Nach diesem langen Weg der Trauer ist es uns gelungen, nicht ständig mit unserem Schicksal zu hadern. Yannik begleitet uns „immer“ – egal wo wir sind … wir sprechen mit ihm, meist nur in Gedanken, aber auch miteinander, als ob er neben uns herfahren würde. Die Fragen haben sich geändert – heute würde ich gerne wissen, wie mein Engel jetzt wohl aussehen würde – wie es ihm gesundheitlich ergehen würde – … und unendlich viel mehr …

 

Nehmt uns an, wenn wir von Yannik und unserer Trauer zu sprechen beginnen. Wir tun das, weil etwas in uns drängt.  Wenn wir eure Abwehr und euer Unbehagen sehen, fühlen wir uns unverstanden und einsam. Yannik gehört immer noch zu unserem Leben, noch mehr als früher ist er ein Teil von uns. Denkt an ihn, sprecht über ihn, vor allem nennt seinen Namen, den er gehörte doch auch zu eurem Leben. Nichts ist schlimmer für uns, wenn versucht wird, Yannik nicht zu erwähnen, damit es uns nicht so weh tut …… es tut sehr weh, wenn sein Name nicht mehr fällt ….

Danke, für all die Gespräche …

Danke, dass ihr an Yannik denkt …

und seinen Namen nennt …

 

Versucht, euch in uns einzufühlen – wir durchleben gerade die Hölle.           Glaubt daran, dass unsere Belastbarkeit wächst – sehr langsam wächst. Glaubt daran, dass wir eines Tages mit neuem Selbstverständnis leben werden, wieder Lachen können, ohne im nächsten Moment ein schlechtes Gewissen zu haben.

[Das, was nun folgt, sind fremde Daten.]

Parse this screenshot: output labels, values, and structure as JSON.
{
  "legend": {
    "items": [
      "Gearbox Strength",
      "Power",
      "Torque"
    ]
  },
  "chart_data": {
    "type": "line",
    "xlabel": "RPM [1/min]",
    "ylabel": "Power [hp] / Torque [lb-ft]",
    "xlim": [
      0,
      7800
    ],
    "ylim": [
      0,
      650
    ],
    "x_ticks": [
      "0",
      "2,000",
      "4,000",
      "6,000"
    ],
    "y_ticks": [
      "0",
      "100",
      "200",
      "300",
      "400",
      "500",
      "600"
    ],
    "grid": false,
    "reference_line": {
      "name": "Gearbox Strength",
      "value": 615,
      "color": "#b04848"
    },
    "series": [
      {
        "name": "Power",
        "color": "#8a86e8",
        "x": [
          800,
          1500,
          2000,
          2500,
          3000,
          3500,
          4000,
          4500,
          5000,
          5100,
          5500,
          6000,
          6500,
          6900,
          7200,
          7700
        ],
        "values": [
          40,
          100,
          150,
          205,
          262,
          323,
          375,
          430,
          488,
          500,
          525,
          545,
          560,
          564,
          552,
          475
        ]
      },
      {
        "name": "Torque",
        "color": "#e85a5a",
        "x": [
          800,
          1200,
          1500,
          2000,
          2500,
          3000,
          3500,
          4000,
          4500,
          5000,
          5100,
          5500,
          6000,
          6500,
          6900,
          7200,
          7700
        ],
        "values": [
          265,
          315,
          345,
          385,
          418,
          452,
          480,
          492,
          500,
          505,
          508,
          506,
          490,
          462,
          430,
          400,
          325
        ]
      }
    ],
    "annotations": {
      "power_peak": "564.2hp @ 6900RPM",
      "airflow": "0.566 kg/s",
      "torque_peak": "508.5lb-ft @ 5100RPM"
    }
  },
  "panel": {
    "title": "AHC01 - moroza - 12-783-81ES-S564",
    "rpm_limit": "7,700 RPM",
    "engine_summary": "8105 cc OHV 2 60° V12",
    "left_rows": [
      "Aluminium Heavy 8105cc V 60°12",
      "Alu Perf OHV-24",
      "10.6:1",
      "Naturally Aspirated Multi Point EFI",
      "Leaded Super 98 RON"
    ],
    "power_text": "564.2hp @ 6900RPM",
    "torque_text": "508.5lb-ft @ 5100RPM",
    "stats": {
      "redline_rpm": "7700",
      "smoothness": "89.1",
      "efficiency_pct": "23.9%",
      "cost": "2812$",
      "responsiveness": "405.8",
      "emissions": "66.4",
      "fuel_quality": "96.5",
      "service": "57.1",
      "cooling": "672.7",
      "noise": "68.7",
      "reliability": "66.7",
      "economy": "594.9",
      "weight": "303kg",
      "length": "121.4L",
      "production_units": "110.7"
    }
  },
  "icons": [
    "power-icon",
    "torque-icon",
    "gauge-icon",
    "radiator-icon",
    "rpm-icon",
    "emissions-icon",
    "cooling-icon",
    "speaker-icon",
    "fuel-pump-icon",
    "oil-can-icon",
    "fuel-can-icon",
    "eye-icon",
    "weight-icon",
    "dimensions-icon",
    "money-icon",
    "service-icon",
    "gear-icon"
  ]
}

Euer “Zutrauen” stärkt uns auf diesem Weg.

Wir können wieder lachen, ohne ein schlechtes Gewissen zu haben – ABER, wir können auch weinen, ohne ein schlechtes Gewissen zu haben. Wir wissen genau, dass gerade in der ersten Zeit der Umgang mit uns nicht einfach war. Auch heute noch gibt es Dinge, die wir nicht machen wollen und können – wir habe gelernt, nur noch das zu tun, was UNS gut tut und nicht das, was von uns erwartet wird …

 

Wenn wir es geschafft haben, unser Schicksal anzunehmen, wenn wir es akzeptiert haben, warum Yannik nicht mehr bei uns sein kann, dann werden wir euch freier begegnen. Jetzt aber zwingt uns nicht mit Worten und Blicken, unser Unglück zu leugnen. Wir brauchen eure Annahme. Vergesst nicht: wir müssen so vieles von neuem lernen. Wir müssen lernen, ohne Yannik zu leben, neue Lebensaufgaben, neue Freude am Leben finden …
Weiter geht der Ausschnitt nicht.